Mi sono accorta che da un po’ di tempo sto vergognosamente trascurando il filone horror con tutte le sue declinazioni annesse. Un po’ perché in sala non c’è praticamente niente di questo genere, e un po’ perché ultimamente non sono più riuscita a seguire niente delle Pallottole d’Argento – qualche settimana fa ho appena fatto in tempo a vedere che stavano dando The Messengers prima di crollare miseramente addormentata. E, per inciso, questo è uno di quelli che dovrò recuperarmi perchè, nonostante la presenza di Kirsten Stewart, sembrava parecchio inquietante – non a caso i registi sono orientali.
Altra considerazione è che nonostante gli zombie siano decisamente il genere di creatura non-morta che amo di meno, ho visto tanti – ma veramente tanti – zombie movie e di alcuni merita davvero parlare.
A voler essere proprio pignoli, 28 Weeks Later tecnicamente non dovrebbe inserirsi tra gli zombie movie dal momento che – come nel suo predecessore – abbiamo degli infetti, non dei morti viventi. Che poi questi infetti tentino di mangiarti esattamente come degli zombie e abbiano in più anche l’upgrade di muoversi velocemente – come già quelli di Resident Evil Extinction – è un altro discorso. Resta però il fatto che la struttura del film è quella classica da contagio zombie, per cui direi che chiudiamo un occhio e lo inseriamo tranquillamente nella categoria.

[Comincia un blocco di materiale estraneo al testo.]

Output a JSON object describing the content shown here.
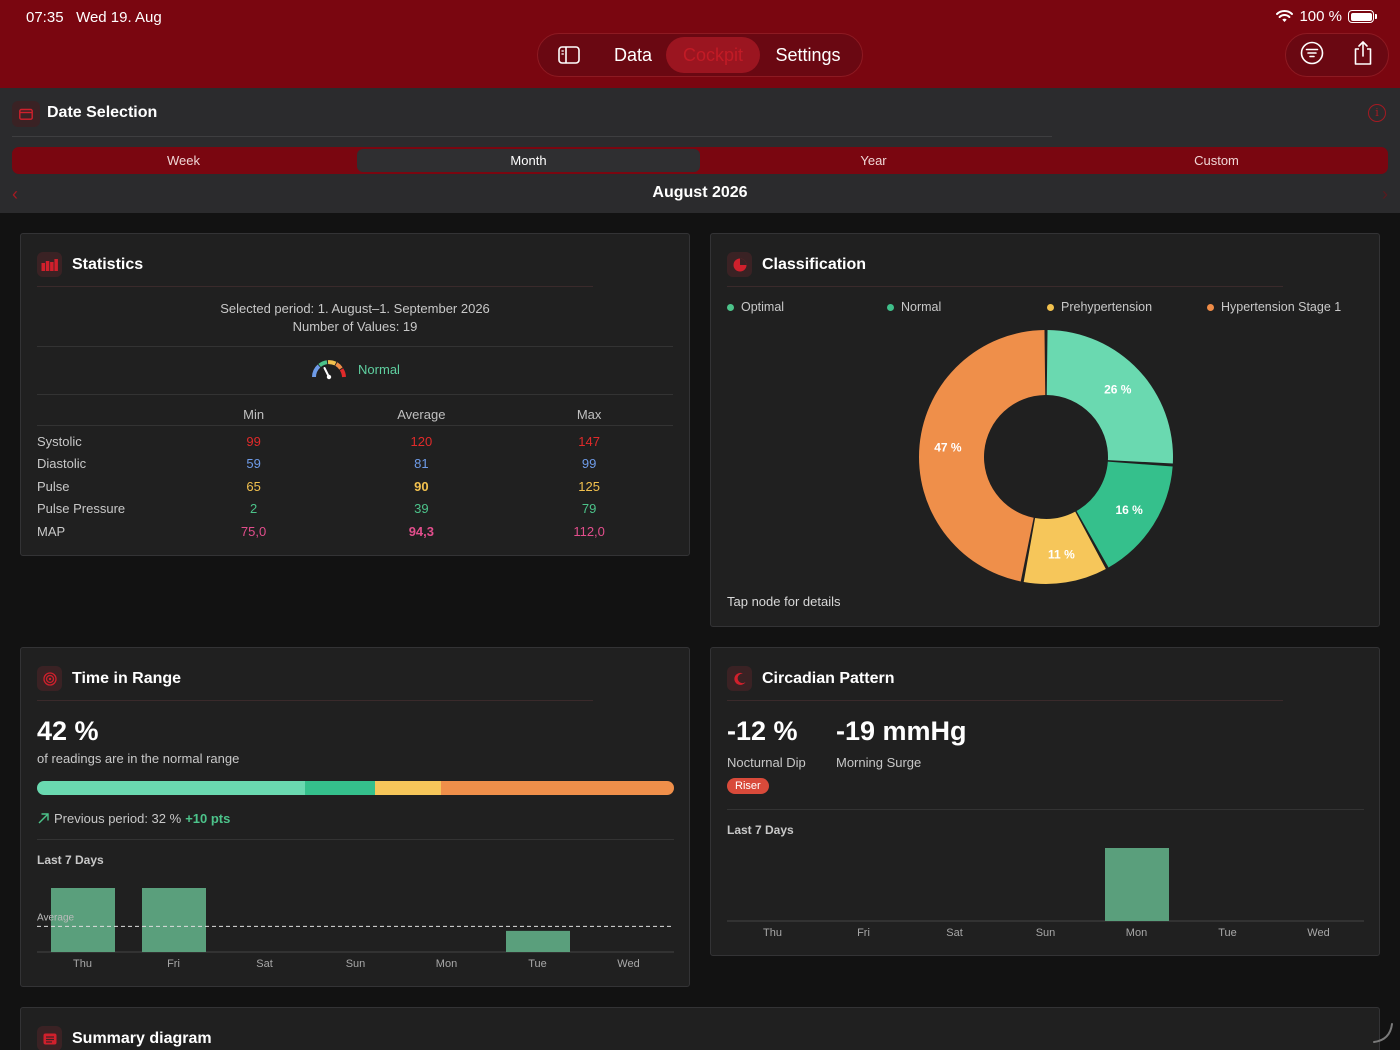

28 Weeks Later è un film che sicuramente non ha ricevuto la considerazione che merita per il fatto di essere il sequel del film di Boyle, 28 Days Later. E’ stato anzi parecchio snobbato in nome di paragoni e confronti giustificabili fino ad un certo punto e anche un po’ a causa dell’idea, molto diffusa e in parecchi casi anche molto vera, secondo cui il sequel fa schifo a prescindere. Nel caso specifico, ok, il film di Boyle è un’altra cosa – proprio nel senso che rientra nel filone da pandemia con molte dovute riserve – ma la questione si esaurisce qui.
Il film di Fresnadillo – oltre, per inciso, ad avere anche la benedizione di Boyle stesso che mi pare figuri tra i produttori – è davvero un buon film.
L’impostazione è più tradizionale ma la trama non è pretestuosa, anzi, mostra un perfetto equilibrio tra la nuova storia narrata e i tantissimi riferimenti formali che fanno da ponte con il film precedente. Primo fra tutti la musica. Il tema che nel primo accompagnava una delle scene finali più importanti qui viene ripreso in almeno due momenti altrettanto significativi: la sequenza iniziale della fuga di Don –bellissima, da sola vale tutto il film, ha una costruzione di inquadrature fantastica – e la scena dei cecchini. Altra citazione sono per esempio le dita negli occhi con Robert Carlyle che compie – seppur in contesti totalmente diversi – lo stesso gesto di Cillian Murphy, mentre un altro elemento sicuramente di richiamo è l’impiego delle riprese accelerate e spesso sovraesposte per le scene di aggressioni e smembramenti.
L’intento metaforico – anch’esso nella migliore tradizione horror – c’è e nemmeno troppo nascosto, con la situazione dei militari che richiama esplicitamente lo scenario di Baghdad (siamo nel 2007) e la scena in cui viene dato l’ordine di sospendere il bersaglio selettivo e di sparare a tutti che rappresenta il culmine del dramma.
Nel cast spiccano ovviamente Robert Carlyle, meraviglioso nella già citata scena iniziale, e Jeremy Renner, che familiarizza con la tenuta militare in vista del successivo Hurt Locker.
Degna di nota la scena dell’elicottero affetta-zombie. Devo cercare in quali altri film è stata ripresa.